France and Britain on Monday will urge the United Nations to work for the creation of a "safe zone" in the Afghan capital, Kabul, to protect humanitarian operations, French President Emmanuel Macron said.
"This is very important. This would provide a framework for the United Nations to act in an emergency," Macron said in comments published in the weekly Journal du Dimanche.
Above all, such a safe zone would allow the international community "to maintain pressure on the Taliban," who are now in power in Afghanistan, the French leader added.
The five permanent members of the U.N. Security Council — France, Britain, the U.S., Russia and China — will meet on Monday to discuss the Afghanistan situation.
Paris and London will take the opportunity to present a draft resolution that "aims to define, under U.N. control, a 'safe zone' in Kabul, that will allow humanitarian operations to continue," Macron said.
His comments came as international efforts to airlift foreign nationals and vulnerable Afghanis out of the country neared an end.
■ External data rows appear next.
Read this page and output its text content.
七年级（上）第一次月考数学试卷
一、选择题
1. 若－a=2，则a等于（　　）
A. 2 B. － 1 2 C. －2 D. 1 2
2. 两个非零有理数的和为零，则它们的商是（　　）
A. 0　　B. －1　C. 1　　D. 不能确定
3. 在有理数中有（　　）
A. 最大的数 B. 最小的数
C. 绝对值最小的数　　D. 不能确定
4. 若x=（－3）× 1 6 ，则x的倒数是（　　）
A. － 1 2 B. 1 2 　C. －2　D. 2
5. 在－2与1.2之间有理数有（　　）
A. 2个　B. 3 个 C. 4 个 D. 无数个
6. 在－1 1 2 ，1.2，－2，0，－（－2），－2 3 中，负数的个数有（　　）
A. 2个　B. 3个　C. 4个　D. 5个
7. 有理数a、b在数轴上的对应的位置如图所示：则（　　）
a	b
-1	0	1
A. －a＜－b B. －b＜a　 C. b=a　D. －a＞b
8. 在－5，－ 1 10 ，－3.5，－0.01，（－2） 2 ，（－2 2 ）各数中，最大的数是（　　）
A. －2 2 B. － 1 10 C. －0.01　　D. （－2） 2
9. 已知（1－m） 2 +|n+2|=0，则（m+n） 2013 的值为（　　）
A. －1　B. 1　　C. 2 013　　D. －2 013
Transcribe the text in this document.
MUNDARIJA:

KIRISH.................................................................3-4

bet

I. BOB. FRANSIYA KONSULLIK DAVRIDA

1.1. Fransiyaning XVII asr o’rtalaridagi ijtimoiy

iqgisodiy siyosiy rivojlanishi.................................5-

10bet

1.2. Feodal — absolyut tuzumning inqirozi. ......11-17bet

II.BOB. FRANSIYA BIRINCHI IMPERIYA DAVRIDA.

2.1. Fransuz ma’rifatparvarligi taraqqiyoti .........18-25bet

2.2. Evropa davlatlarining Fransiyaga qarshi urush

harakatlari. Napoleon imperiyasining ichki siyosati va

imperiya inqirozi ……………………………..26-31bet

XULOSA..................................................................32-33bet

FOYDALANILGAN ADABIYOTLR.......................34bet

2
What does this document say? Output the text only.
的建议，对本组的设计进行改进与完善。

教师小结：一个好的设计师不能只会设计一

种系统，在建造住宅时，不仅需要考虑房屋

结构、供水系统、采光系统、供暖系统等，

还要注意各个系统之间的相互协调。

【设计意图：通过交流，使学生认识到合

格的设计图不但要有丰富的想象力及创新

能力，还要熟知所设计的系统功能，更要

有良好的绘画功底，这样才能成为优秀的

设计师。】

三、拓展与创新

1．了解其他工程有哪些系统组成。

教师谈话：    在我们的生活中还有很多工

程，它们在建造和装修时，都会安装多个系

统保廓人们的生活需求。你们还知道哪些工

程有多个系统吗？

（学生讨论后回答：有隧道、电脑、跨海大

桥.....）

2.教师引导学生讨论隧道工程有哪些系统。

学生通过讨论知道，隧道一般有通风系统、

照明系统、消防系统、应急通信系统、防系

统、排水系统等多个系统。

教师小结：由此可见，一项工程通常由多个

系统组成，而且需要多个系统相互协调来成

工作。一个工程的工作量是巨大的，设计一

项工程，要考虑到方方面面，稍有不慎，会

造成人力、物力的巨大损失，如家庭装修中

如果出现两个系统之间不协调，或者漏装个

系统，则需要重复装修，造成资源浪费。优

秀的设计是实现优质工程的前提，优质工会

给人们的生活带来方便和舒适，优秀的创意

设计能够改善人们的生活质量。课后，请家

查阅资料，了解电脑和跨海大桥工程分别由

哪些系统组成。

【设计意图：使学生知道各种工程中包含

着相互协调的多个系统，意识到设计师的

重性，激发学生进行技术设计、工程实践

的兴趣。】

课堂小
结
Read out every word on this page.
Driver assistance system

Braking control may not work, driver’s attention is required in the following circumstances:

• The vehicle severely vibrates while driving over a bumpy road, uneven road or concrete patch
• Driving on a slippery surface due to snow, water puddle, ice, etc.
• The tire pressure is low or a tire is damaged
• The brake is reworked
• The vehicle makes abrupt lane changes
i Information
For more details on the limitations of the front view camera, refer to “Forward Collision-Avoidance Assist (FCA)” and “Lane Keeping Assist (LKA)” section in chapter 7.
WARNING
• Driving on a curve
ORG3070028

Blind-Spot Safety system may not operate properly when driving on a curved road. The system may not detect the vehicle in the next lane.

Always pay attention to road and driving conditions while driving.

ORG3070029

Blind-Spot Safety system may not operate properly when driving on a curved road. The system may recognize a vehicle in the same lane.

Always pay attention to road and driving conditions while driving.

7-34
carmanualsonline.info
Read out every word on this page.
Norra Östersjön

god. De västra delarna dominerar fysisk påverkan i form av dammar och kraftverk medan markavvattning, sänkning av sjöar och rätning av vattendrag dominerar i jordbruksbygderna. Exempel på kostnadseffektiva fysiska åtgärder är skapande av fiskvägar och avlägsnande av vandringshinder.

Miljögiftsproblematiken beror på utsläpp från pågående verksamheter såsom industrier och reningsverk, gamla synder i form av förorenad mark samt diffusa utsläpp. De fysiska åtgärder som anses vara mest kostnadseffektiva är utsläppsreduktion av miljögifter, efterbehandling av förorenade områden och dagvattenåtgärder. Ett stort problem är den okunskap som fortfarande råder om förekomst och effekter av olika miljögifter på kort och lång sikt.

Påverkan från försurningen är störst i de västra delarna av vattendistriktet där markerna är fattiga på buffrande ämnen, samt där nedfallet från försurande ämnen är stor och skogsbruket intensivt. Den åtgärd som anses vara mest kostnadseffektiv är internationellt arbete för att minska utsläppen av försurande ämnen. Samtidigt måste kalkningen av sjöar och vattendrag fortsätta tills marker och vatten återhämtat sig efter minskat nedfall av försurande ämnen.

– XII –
France ended its evacuation efforts on Friday, and the United Kingdom followed suit on Saturday.
U.S. troops have been scrambling in dangerous and chaotic conditions to complete a massive evacuation operation from the Kabul airport by an August 31 deadline.
Macron announced on Saturday that discussions had been "started with the Taliban" to "protect and repatriate" Afghan nationals at risk beyond August 31.
Speaking to reporters in Iraq, where he was attending a meeting of key regional leaders, Macron added that with help from Qatar, which maintains good relations with the Taliban, there was a possibility of further airlift operations.
He added that France had evacuated 2,834 people from Afghanistan since August 17.
In the article published by the French Sunday newspaper, Macron said he envisaged targeted evacuations in future, "which would not be carried out at the military airport in Kabul" but perhaps via civil airports in the Afghan capital or from neighboring countries.